L’iniziativa “Per la protezione dalla violenza perpetrata con le armi” chiedeva, in sintesi:

che chi vuole acquistare, detenere o usare armi da fuoco e munizioni debba fornire la prova di averne la necessità e le capacità;

che sia proibito detenere a scopi privati armi per il tiro a raffica e fucili a pompa;

che sia obbligatorio custodire le armi d’ordinanza militari in locali sicuri dell’esercito;

che le armi d’ordinanza dell’esercito non siano cedute ai militari prosciolti;

che la Confederazione tenga un registro delle armi da fuoco.

L’iniziativa era sostenuta dal Partito socialista, il Partito ecologista, i Verdi liberali, il Partito cristiano sociale, il Partito evangelico e il Partito del lavoro.

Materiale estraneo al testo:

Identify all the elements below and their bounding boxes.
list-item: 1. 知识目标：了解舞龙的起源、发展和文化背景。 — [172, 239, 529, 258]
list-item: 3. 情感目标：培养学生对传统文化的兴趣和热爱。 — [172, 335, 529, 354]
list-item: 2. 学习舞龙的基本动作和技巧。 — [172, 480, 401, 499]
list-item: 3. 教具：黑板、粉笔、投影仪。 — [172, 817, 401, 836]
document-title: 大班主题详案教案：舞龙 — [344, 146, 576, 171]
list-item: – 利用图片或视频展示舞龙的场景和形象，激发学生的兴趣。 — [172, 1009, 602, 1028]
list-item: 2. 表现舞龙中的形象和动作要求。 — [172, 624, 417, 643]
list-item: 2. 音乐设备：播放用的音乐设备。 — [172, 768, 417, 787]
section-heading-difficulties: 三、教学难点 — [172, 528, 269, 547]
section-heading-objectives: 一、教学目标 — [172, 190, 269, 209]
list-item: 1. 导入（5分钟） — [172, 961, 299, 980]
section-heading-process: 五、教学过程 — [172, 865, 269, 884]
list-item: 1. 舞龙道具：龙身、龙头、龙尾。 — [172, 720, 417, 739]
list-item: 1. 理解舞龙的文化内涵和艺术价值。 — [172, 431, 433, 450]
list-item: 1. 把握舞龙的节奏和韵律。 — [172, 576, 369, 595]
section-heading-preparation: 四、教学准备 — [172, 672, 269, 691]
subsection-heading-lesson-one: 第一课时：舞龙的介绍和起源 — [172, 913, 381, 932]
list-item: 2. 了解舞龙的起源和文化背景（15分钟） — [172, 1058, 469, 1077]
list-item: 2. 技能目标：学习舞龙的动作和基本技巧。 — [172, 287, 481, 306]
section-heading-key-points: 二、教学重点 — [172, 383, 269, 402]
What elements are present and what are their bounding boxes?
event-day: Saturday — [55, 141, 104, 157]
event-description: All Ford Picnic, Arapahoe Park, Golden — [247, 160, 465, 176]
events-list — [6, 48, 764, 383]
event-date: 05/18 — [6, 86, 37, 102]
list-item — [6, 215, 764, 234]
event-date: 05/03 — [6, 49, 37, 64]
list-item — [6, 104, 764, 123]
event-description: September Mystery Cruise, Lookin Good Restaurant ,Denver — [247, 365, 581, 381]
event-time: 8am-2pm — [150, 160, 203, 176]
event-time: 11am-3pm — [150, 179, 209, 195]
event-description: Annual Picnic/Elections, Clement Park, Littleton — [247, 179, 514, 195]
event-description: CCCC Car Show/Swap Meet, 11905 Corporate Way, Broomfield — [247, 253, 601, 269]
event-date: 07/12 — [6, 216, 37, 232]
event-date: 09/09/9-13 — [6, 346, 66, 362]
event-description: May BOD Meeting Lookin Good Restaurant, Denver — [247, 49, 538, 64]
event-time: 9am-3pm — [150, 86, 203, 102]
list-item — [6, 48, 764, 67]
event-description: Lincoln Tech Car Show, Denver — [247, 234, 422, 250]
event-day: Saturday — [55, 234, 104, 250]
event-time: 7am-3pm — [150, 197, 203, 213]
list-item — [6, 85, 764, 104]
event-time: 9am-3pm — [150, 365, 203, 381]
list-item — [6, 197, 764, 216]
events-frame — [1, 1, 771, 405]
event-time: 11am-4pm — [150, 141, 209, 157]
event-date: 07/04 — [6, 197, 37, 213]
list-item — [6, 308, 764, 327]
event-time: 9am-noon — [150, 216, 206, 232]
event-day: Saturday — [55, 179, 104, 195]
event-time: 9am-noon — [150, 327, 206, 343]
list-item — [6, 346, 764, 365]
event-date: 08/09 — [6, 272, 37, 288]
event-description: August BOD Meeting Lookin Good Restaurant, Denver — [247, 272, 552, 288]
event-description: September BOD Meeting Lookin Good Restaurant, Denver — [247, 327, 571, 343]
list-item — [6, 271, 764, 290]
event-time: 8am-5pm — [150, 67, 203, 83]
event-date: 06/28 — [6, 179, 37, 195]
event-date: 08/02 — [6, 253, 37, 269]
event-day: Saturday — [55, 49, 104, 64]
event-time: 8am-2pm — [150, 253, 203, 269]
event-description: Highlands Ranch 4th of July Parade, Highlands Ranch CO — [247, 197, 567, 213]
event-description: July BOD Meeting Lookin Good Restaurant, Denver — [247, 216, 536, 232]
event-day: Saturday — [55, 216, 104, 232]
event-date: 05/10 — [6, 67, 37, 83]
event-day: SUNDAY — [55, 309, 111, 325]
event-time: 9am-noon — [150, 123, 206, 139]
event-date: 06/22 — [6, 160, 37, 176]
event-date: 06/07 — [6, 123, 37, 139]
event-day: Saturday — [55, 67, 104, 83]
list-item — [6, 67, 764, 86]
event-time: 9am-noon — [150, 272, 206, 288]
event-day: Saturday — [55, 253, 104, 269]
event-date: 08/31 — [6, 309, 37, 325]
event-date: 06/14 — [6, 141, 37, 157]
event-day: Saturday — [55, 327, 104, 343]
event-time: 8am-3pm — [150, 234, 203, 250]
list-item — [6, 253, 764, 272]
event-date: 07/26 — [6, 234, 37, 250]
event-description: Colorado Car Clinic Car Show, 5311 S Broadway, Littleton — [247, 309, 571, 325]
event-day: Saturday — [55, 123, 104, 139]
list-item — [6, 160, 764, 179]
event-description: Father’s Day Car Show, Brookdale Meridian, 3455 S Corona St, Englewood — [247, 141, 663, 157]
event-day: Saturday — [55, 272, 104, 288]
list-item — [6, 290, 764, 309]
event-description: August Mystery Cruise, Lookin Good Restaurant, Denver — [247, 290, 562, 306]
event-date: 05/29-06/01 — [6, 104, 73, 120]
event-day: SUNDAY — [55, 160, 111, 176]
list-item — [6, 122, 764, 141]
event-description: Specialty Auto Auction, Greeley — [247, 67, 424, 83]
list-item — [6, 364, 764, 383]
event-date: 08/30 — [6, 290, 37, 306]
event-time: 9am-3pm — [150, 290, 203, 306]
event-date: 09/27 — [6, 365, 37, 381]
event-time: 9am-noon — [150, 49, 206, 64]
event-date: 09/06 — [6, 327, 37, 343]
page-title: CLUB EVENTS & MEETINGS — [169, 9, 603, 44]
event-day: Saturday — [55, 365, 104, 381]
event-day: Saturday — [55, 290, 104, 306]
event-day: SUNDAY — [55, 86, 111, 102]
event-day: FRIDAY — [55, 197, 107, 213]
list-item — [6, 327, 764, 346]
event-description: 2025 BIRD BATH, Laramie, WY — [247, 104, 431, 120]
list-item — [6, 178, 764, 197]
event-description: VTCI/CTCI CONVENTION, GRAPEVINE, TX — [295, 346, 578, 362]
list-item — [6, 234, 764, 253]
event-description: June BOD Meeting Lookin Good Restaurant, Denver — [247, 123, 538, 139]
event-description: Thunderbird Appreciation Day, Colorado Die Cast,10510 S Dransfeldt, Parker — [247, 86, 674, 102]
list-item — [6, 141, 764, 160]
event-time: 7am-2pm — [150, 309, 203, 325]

Il testo era appoggiato inoltre dai sindacati, dal Gruppo per una Svizzera senza esercito, numerose organizzazioni pacifiste, cristiane, di prevenzione del suicidio e femminili, nonché la Federazione dei medici svizzeri, la Società svizzera di psichiatria e psicoterapia e i Giuristi democratici svizzeri.

Control’iniziativa si sono schierati l’Unione democratica di centro, il Partito liberale radicale, il Partito popolare democratico, il partito borghese democratico, la Lega dei Ticinesi, le organizzazioni di tiro sportivo, di cacciatori e di armaioli, la Società svizzera degli ufficiali.